Portions of Ben Witherington III’s book The Indelible Image that I am
currently reading are very reminiscent of N.T. Wrights book After You Believe: Why Christian Character Matters that I read early last Spring. In particular is the emphasis on the positions that Paul really believed that our ultimate salvation was not necessarily dependent upon our initial salvation.
While neither author takes a Pelagian view with any hint toward a works-based salvation and both insist that salvation is “by grace through faith”, both insist that Paul really believed that we could make a shipwreck of our faith and eventually be lost through apostasy. While I can’t remember
off the top of my head exactly what Wright wrote and my copy of his book is not readily at hand, I do have Witherington’s book handy and one quote stands out.

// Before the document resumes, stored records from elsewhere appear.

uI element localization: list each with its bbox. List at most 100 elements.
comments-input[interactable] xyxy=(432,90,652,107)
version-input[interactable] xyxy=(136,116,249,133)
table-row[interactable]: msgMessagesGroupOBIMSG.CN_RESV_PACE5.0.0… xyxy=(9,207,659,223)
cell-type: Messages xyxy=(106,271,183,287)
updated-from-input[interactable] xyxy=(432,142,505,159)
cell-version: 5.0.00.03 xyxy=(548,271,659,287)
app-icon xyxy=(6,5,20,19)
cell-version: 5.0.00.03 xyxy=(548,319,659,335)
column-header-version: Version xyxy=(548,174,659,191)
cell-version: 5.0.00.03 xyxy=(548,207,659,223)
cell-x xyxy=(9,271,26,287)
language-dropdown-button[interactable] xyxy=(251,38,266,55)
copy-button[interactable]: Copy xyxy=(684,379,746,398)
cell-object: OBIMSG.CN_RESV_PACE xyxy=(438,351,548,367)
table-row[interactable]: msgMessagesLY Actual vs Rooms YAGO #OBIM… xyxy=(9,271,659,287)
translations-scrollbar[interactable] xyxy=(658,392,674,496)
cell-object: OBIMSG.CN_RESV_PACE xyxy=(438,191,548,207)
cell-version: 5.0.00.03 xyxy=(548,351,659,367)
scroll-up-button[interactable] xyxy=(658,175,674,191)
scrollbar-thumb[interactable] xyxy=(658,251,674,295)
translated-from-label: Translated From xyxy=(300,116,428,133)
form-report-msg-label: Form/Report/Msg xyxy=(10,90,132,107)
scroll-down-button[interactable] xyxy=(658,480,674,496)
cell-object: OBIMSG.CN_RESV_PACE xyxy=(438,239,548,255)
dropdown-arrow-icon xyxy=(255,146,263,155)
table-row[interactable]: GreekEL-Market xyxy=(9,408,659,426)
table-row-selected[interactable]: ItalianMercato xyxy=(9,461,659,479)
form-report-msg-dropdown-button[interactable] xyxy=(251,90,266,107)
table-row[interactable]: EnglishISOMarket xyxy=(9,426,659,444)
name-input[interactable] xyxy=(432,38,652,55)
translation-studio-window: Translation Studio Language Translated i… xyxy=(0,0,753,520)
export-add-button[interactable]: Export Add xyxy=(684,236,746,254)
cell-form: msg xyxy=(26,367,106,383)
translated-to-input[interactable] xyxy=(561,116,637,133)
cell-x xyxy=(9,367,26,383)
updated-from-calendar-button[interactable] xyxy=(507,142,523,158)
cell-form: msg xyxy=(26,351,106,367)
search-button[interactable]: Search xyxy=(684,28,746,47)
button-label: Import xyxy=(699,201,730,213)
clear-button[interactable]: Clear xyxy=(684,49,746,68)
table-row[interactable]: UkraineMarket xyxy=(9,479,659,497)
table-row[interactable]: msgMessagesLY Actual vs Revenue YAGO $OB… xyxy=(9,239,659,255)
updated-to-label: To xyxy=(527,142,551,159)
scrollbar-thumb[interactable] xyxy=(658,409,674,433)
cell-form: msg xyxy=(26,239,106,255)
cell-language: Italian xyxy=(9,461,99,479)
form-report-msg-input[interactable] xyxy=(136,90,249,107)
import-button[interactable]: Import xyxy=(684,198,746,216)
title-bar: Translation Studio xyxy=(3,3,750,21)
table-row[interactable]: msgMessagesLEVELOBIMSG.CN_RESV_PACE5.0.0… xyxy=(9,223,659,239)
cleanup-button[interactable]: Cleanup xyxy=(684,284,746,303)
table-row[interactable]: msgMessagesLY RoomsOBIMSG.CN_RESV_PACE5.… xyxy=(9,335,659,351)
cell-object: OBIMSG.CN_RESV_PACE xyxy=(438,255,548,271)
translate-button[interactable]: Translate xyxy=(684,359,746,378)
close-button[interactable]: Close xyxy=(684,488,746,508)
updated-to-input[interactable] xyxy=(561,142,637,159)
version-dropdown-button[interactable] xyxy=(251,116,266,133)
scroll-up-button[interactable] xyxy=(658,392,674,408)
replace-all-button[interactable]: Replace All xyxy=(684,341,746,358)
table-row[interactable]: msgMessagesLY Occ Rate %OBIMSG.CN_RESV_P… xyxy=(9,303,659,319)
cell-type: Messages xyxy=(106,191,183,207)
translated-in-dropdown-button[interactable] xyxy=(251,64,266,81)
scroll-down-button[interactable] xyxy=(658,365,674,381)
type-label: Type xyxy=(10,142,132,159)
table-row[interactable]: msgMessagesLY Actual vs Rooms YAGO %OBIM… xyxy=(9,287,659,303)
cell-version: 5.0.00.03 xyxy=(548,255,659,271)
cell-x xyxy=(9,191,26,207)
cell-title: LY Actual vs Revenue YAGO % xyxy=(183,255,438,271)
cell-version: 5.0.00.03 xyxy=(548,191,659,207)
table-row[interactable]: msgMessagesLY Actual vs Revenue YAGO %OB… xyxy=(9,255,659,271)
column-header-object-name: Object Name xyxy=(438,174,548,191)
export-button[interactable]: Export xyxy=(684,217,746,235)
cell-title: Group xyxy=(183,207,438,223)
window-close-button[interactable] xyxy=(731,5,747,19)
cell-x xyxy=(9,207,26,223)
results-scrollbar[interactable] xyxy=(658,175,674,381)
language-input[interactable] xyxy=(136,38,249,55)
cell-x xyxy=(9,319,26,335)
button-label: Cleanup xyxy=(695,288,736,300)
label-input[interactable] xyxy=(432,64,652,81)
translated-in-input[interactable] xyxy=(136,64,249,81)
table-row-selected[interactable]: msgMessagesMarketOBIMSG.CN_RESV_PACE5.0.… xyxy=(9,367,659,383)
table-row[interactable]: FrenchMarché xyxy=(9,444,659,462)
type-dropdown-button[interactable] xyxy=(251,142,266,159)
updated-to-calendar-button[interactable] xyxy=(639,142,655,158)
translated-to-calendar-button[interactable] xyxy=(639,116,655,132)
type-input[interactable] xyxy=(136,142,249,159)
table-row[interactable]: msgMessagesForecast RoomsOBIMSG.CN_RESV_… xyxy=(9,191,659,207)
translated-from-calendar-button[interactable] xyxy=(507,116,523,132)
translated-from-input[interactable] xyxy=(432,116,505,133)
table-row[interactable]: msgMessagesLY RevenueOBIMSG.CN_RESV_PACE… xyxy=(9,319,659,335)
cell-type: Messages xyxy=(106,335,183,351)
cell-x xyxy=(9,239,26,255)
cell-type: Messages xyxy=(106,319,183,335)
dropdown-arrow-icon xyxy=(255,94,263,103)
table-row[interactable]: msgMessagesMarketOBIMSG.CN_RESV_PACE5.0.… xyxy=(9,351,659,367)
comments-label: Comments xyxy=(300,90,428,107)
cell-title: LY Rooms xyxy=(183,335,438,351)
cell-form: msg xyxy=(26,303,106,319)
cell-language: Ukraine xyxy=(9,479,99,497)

There is, of course, a soteriological reason why Paul speaks as he does about righteousness. It is because for Paul, salvation has three tenses to it: I have been saved, I am being saved, and I will be saved to the uttermost when Christ returns and I am fully conformed to His image. Although initial salvation certainly comes on the basis of grace through faith and without doing works of any kind (which explains how God can set right the ungodly’ the sinner, even his enemy without them doing anything to merit this), there can be no doubt that working out ones salvation involves deeds, not just beliefs or trust in God. Ben Witherington III, The Indelible Image, p. 227
It seems to me that both Witherington and Wright are attempting to put more and more distance between themselves and the Augustinian model of soteriology, which in my mind is greatly flawed (along with a lot of other Augustinian theology).

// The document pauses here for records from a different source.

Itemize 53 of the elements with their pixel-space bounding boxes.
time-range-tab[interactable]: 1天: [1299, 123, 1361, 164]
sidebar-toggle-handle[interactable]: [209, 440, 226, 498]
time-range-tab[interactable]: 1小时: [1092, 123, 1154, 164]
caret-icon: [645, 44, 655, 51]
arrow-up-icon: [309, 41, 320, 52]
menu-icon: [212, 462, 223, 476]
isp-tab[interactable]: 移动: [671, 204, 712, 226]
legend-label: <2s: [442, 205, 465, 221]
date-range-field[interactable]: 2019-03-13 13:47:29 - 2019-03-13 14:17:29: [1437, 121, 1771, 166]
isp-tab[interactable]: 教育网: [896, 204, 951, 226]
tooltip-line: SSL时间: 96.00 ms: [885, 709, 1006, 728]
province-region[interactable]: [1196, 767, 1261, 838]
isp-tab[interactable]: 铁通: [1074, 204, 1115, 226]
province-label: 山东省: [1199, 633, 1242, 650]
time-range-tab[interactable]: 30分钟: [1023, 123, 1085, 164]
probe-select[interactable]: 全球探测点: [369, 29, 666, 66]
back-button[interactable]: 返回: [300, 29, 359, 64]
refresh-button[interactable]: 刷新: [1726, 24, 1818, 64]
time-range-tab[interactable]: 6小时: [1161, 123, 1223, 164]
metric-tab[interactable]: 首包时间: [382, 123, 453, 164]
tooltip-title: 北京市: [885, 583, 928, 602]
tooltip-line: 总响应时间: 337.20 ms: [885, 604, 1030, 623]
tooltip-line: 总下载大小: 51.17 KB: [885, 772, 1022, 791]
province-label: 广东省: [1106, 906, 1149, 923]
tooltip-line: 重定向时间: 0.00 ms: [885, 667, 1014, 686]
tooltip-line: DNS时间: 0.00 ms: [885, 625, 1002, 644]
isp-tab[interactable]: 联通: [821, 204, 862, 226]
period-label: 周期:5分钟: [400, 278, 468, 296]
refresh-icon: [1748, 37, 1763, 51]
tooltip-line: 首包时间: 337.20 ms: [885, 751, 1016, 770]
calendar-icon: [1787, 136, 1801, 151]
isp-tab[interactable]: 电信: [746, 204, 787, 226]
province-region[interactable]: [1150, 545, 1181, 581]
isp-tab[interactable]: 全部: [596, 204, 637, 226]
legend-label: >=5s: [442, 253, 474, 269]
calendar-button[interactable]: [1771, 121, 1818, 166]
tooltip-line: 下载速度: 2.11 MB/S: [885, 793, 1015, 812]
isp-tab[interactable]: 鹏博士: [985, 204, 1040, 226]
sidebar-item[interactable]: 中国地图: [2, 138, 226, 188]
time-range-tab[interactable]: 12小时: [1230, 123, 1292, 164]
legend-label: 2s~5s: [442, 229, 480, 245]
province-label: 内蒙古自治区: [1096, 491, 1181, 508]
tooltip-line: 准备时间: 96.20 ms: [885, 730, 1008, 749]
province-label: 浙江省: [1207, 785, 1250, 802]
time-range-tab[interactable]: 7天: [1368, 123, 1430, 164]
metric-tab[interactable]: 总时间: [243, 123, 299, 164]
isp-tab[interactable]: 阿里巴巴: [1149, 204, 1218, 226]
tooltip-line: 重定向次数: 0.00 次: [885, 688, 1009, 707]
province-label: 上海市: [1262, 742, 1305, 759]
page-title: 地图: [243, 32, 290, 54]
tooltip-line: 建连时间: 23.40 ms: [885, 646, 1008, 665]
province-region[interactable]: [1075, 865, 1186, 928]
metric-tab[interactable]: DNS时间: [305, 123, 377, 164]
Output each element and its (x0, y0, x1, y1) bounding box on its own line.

I am not asserting that either Witherington or Wright are getting ready to move over to the Easter Orthodox Church, but what they are saying about Paul’s soteriology reminds me somewhat of what I have studied on Eastern Orthodox soteriology. The following is from an Eastern Orthodox study Bible that I found sometime back and made note of:
“Justification by faith is dynamic, not static. For Orthodox Christians faith is living, dynamic, continuous–never static or merely point-in-time. Faith is not something a Christian exercises only at one critical moment, expecting it to cover all of the rest of his life. True faith is not just a decision, it’s a way of life.
This is why the modern evangelical Protestant question, “Are you saved?” gives pause to an Orthodox believer. As the subject of salvation is addressed in Scripture the Orthodox Christian would see it in at least three aspects: (a) I have been saved,being joined to Christ in baptism; ( b) I am being saved, growing in the sacramental life of the Church; and (c) I will be saved, by the mercy of God at the Last Judgment.”

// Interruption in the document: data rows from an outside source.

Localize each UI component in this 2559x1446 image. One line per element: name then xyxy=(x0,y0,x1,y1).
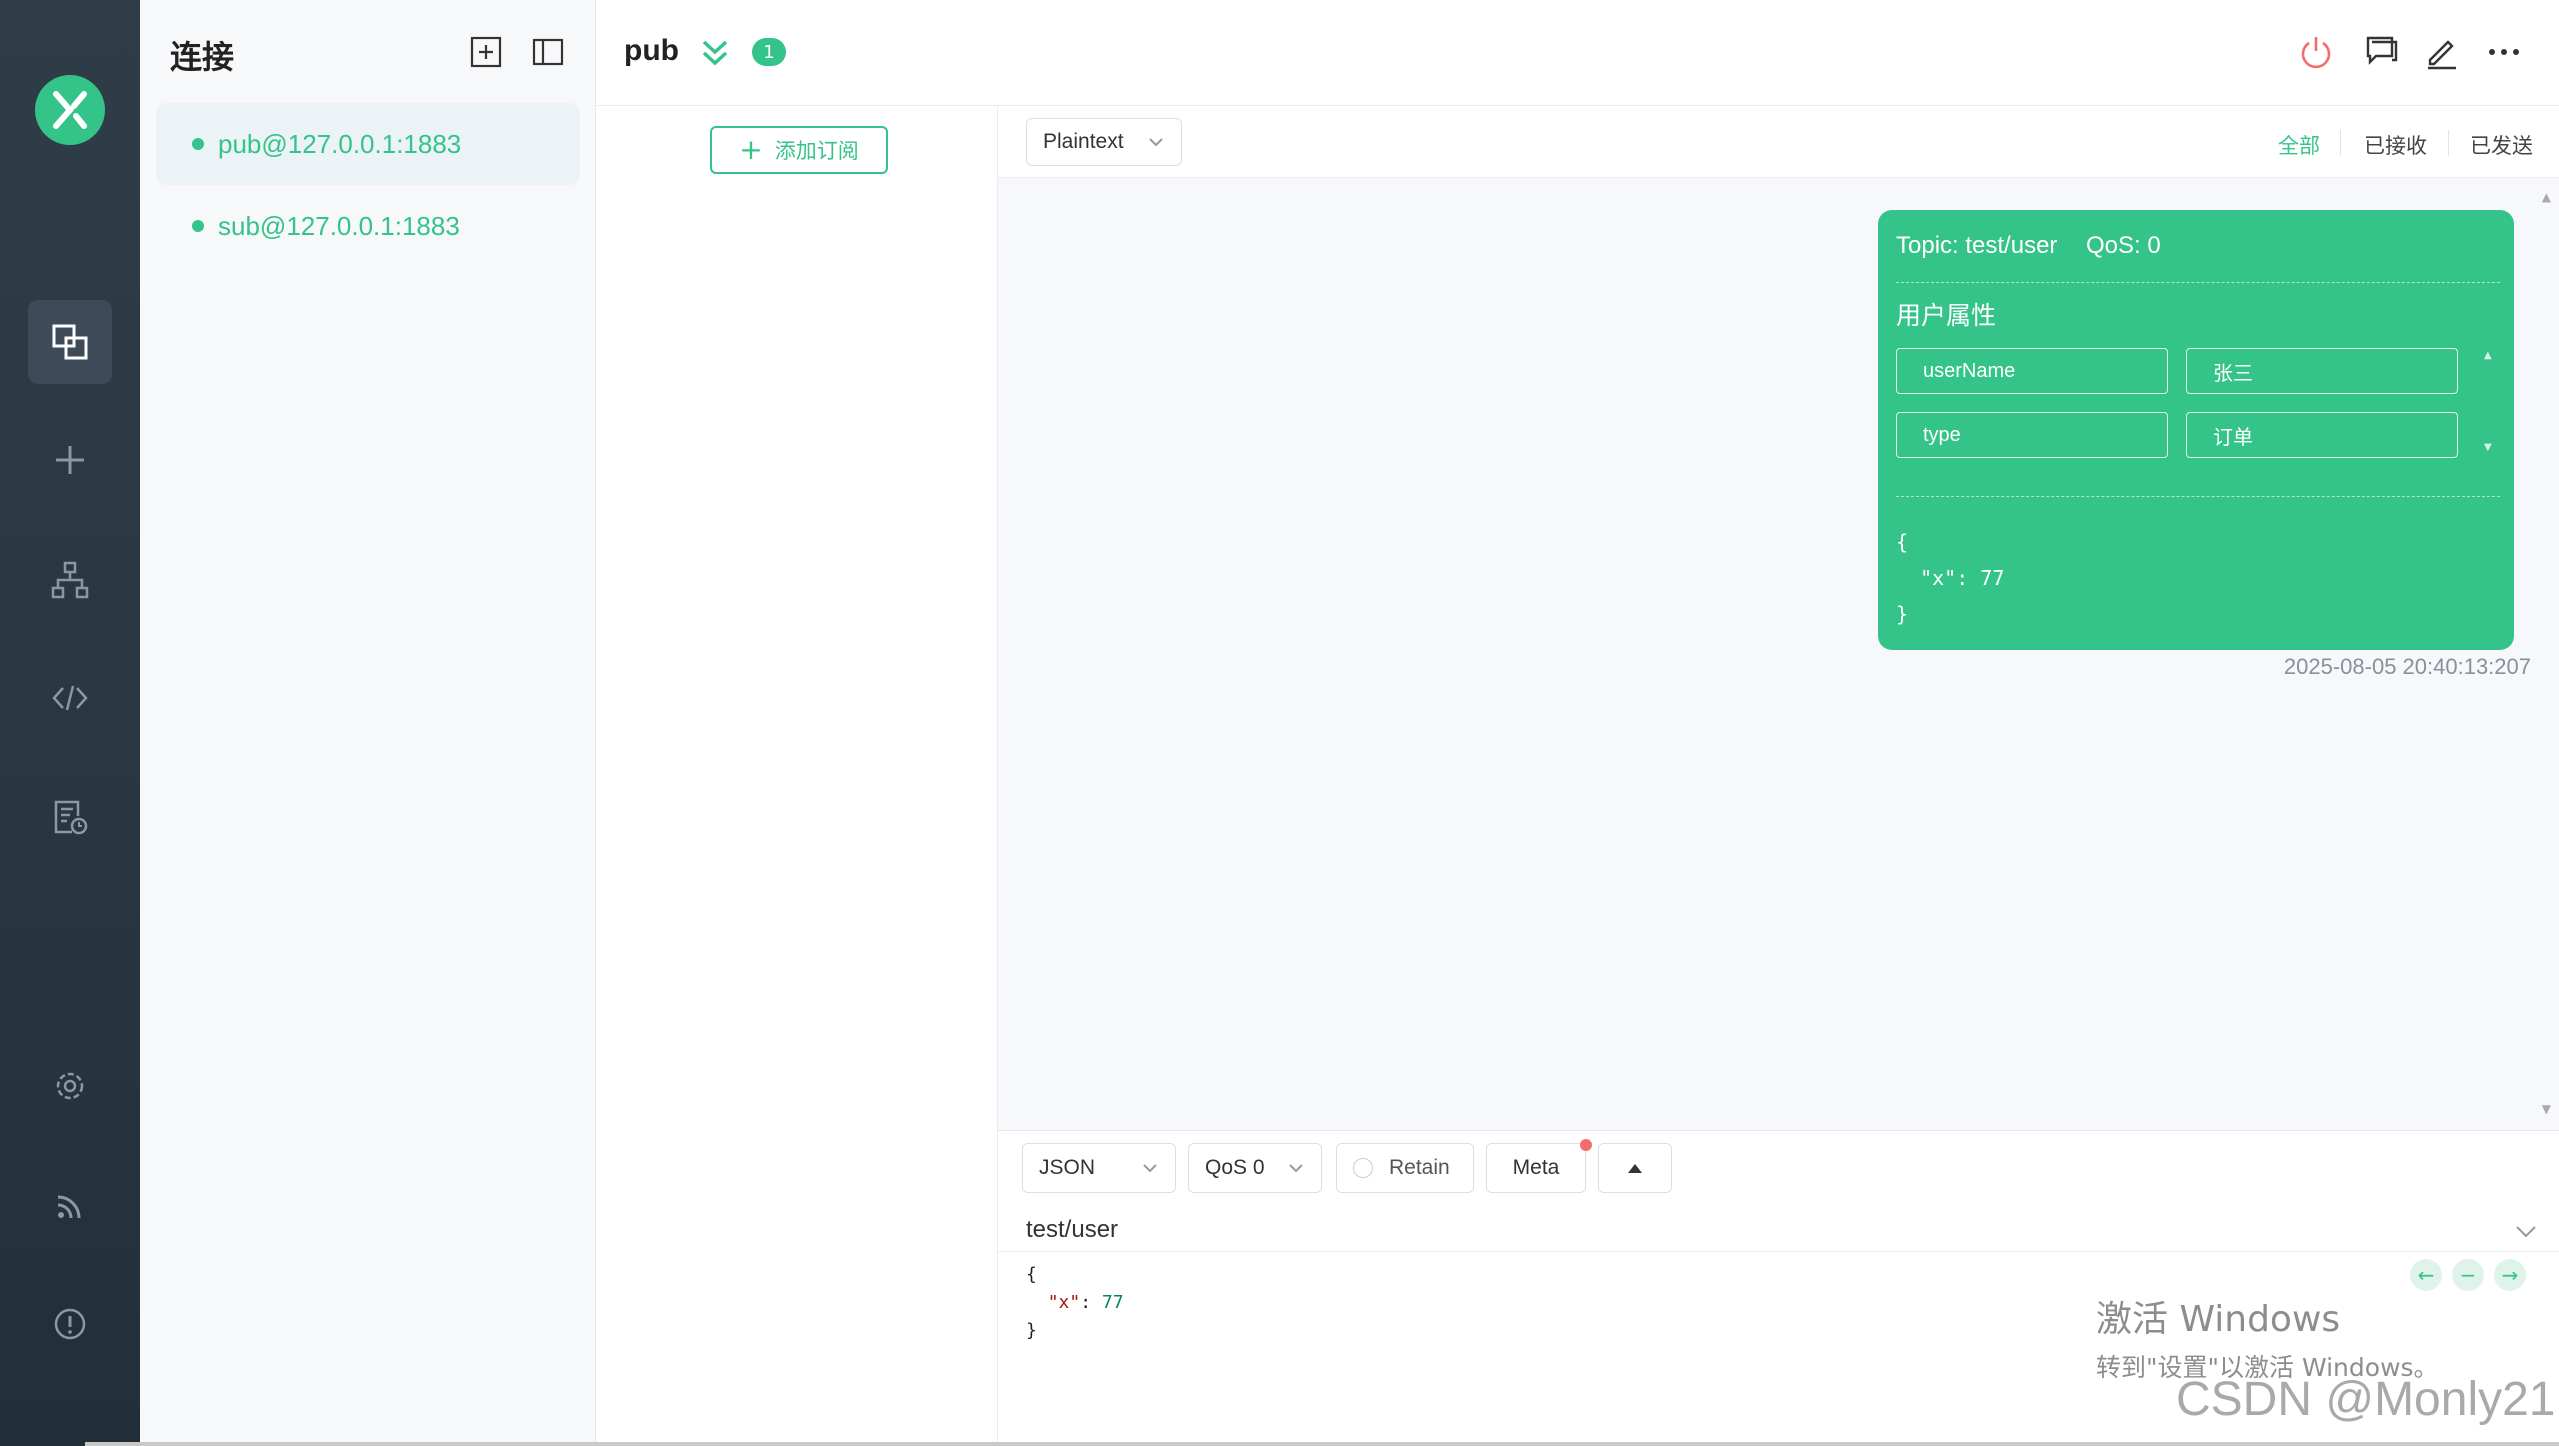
connected-status-dot xyxy=(192,138,204,150)
subscriptions-column: + 添加订阅 xyxy=(596,106,998,1446)
scroll-up-icon[interactable]: ▲ xyxy=(2542,190,2551,204)
app-rail xyxy=(0,0,140,1446)
windows-activation-watermark: 激活 Windows 转到"设置"以激活 Windows。 xyxy=(2096,1290,2439,1384)
user-property-value: 订单 xyxy=(2186,412,2458,458)
connection-item-sub[interactable]: sub@127.0.0.1:1883 xyxy=(156,185,580,267)
new-group-icon[interactable] xyxy=(468,34,504,70)
filter-tab-sent[interactable]: 已发送 xyxy=(2470,130,2533,160)
composer-qos-select[interactable]: QoS 0 xyxy=(1188,1143,1322,1193)
scroll-up-icon[interactable]: ▲ xyxy=(2484,350,2492,361)
connection-item-pub[interactable]: pub@127.0.0.1:1883 xyxy=(156,103,580,185)
meta-indicator-dot xyxy=(1580,1139,1592,1151)
code-brace: { xyxy=(1026,1264,1037,1285)
filter-tab-all[interactable]: 全部 xyxy=(2278,130,2320,160)
plus-icon: + xyxy=(739,133,763,166)
composer-format-value: JSON xyxy=(1039,1156,1096,1179)
arrow-right-icon[interactable]: → xyxy=(2494,1259,2526,1291)
add-subscription-button[interactable]: + 添加订阅 xyxy=(710,126,888,174)
minus-icon[interactable]: − xyxy=(2452,1259,2484,1291)
message-timestamp: 2025-08-05 20:40:13:207 xyxy=(2283,654,2531,679)
mqttx-logo xyxy=(35,75,105,145)
message-topic: Topic: test/user xyxy=(1896,232,2058,259)
rail-about-icon[interactable] xyxy=(28,1282,112,1366)
retain-radio[interactable] xyxy=(1353,1158,1373,1178)
payload-format-select[interactable]: Plaintext xyxy=(1026,118,1182,166)
composer-format-select[interactable]: JSON xyxy=(1022,1143,1176,1193)
rail-connections-icon[interactable] xyxy=(28,300,112,384)
payload-editor[interactable]: { "x": 77 } xyxy=(1026,1261,1124,1345)
payload-format-value: Plaintext xyxy=(1043,130,1124,153)
filter-divider xyxy=(2340,130,2341,156)
rail-log-icon[interactable] xyxy=(28,776,112,860)
code-key: "x" xyxy=(1047,1292,1081,1313)
watermark-line: 激活 Windows xyxy=(2096,1299,2341,1340)
rail-subscribe-feed-icon[interactable] xyxy=(28,1164,112,1248)
new-window-icon[interactable] xyxy=(2360,32,2400,72)
divider xyxy=(998,1251,2559,1252)
connected-status-dot xyxy=(192,220,204,232)
retain-toggle[interactable]: Retain xyxy=(1336,1143,1474,1193)
rail-topology-icon[interactable] xyxy=(28,538,112,622)
rail-script-icon[interactable] xyxy=(28,656,112,740)
caret-up-icon xyxy=(1628,1164,1642,1173)
expand-composer-button[interactable] xyxy=(1598,1143,1672,1193)
scroll-down-icon[interactable]: ▼ xyxy=(2484,442,2492,453)
message-list[interactable]: ▲ Topic: test/user QoS: 0 用户属性 userName … xyxy=(998,178,2559,1130)
bottom-border xyxy=(85,1442,2559,1446)
sent-message-bubble[interactable]: Topic: test/user QoS: 0 用户属性 userName 张三… xyxy=(1878,210,2514,650)
rail-new-connection-icon[interactable] xyxy=(28,418,112,502)
composer-qos-value: QoS 0 xyxy=(1205,1156,1265,1179)
scroll-down-icon[interactable]: ▼ xyxy=(2542,1102,2551,1116)
chevron-down-icon xyxy=(1149,138,1163,147)
add-subscription-label: 添加订阅 xyxy=(774,139,859,163)
filter-tab-received[interactable]: 已接收 xyxy=(2364,130,2427,160)
toggle-panel-icon[interactable] xyxy=(530,34,566,70)
connection-name: pub@127.0.0.1:1883 xyxy=(218,128,462,159)
divider xyxy=(1896,282,2500,283)
arrow-left-icon[interactable]: ← xyxy=(2410,1259,2442,1291)
message-qos: QoS: 0 xyxy=(2086,232,2161,259)
message-payload: { "x": 77 } xyxy=(1896,530,2005,626)
user-property-key: userName xyxy=(1896,348,2168,394)
meta-label: Meta xyxy=(1512,1156,1560,1179)
disconnect-power-icon[interactable] xyxy=(2296,32,2336,72)
user-property-key: type xyxy=(1896,412,2168,458)
csdn-watermark: CSDN @Monly21 xyxy=(2176,1373,2556,1426)
connection-name: sub@127.0.0.1:1883 xyxy=(218,210,460,241)
topic-input-value: test/user xyxy=(1026,1216,1119,1243)
message-toolbar: Plaintext 全部 已接收 已发送 xyxy=(998,106,2559,178)
connections-panel: 连接 pub@127.0.0.1:1883 sub@127.0.0.1:1883 xyxy=(140,0,596,1446)
topic-input[interactable]: test/user xyxy=(1026,1207,2526,1253)
code-brace: } xyxy=(1026,1320,1037,1341)
connections-title: 连接 xyxy=(170,38,235,76)
chevron-down-icon[interactable] xyxy=(2514,1219,2538,1243)
more-options-icon[interactable] xyxy=(2484,32,2524,72)
rail-settings-icon[interactable] xyxy=(28,1044,112,1128)
chevron-double-down-icon[interactable] xyxy=(698,36,732,70)
user-property-value: 张三 xyxy=(2186,348,2458,394)
connection-header: pub 1 xyxy=(596,0,2559,106)
filter-divider xyxy=(2448,130,2449,156)
code-value: 77 xyxy=(1101,1292,1124,1313)
meta-button[interactable]: Meta xyxy=(1486,1143,1586,1193)
chevron-down-icon xyxy=(1143,1164,1157,1173)
retain-label: Retain xyxy=(1389,1156,1450,1179)
current-connection-name: pub xyxy=(624,34,679,67)
code-separator: : xyxy=(1080,1292,1102,1313)
user-properties-title: 用户属性 xyxy=(1896,301,1997,330)
subscription-count-badge: 1 xyxy=(752,38,786,66)
chevron-down-icon xyxy=(1289,1164,1303,1173)
divider xyxy=(1896,496,2500,497)
edit-pencil-icon[interactable] xyxy=(2422,32,2462,72)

I find myself wondering if perhaps we aren’t starting to gain back some of Paul’s thoughts about salvation and ethics that were skewered by Augustine and then lost in the East-West Schism of 1054. And although I have no plans to go out and join the Eastern Orthodox Church (I think that the whole iconoclasm thing would weird me out), I think that their soteriological views are much more in line with Pauline thought than what a good deal of Western Christianity is. I also like the Eastern Orthodox views on Theosis, which, although not quite the same as Wesley’s Entire Sanctification, are very close.